Over the past few years Greg Lind has quietly built up a terrific group of San Francisco artists. He has also been known to let them take risks in his gallery space. In the artworld, risk means that a gallery might sometimes show work that is hard to sell because it is good art.
Lind’s current show is a group of paintings and installations by Oakland-based artist Chris Duncan. Duncan is known for his rather complex geometrical installations of colored string and his cosmological motifs. For this show he has presented viewers with a decidedly aniconic group of works that are rather metaphysical in their nature.
His two wall installations, for example, one blue, the other pinkish-red have string radiating out from a central point to their edges. The colored backgrounds have little, painted star-like dots that give the viewer a heads-up that the works are not decorative but instead are addressing some kind of phenomenological moment.
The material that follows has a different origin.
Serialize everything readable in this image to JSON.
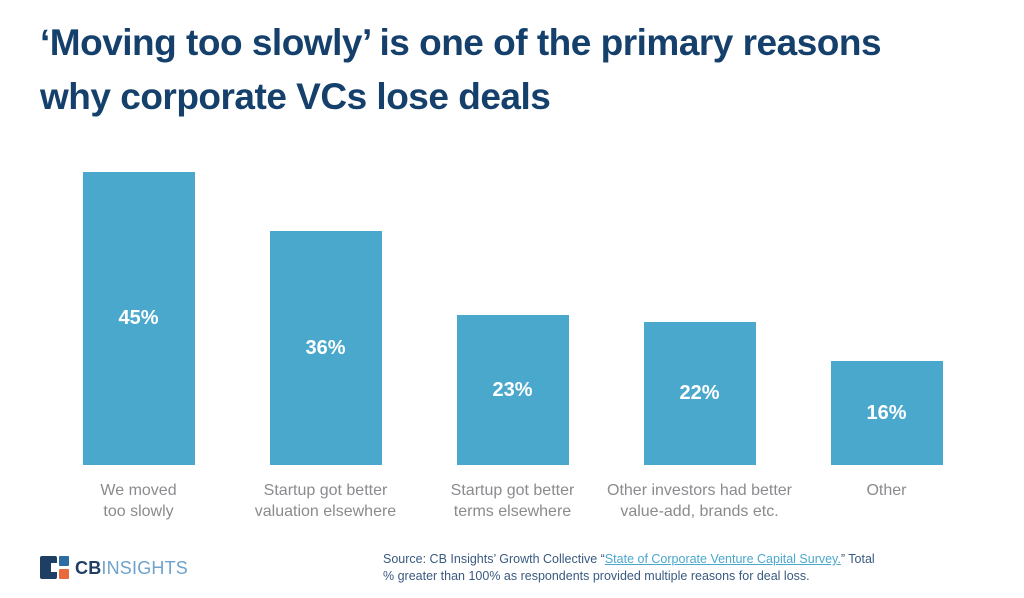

Could that moment be the birth, or death of a star? A galactic explosion? The beginning of the universe? Or the end? Well whatever is being expressed — the way it is presented invites wonder and conjecture. Refreshingly, Duncan is not trying to convince us of anything and allows his works to be beautiful without irony.
My favorite work hangs discreetly in the back room alcove. It is a kind of pointalistic portrait. Pretty amorphous as portraits go, it is an implied face composed entirely of little colored bits of paint. Mirrored eyes stare out from under the blanket of little colored specks of matter and energy.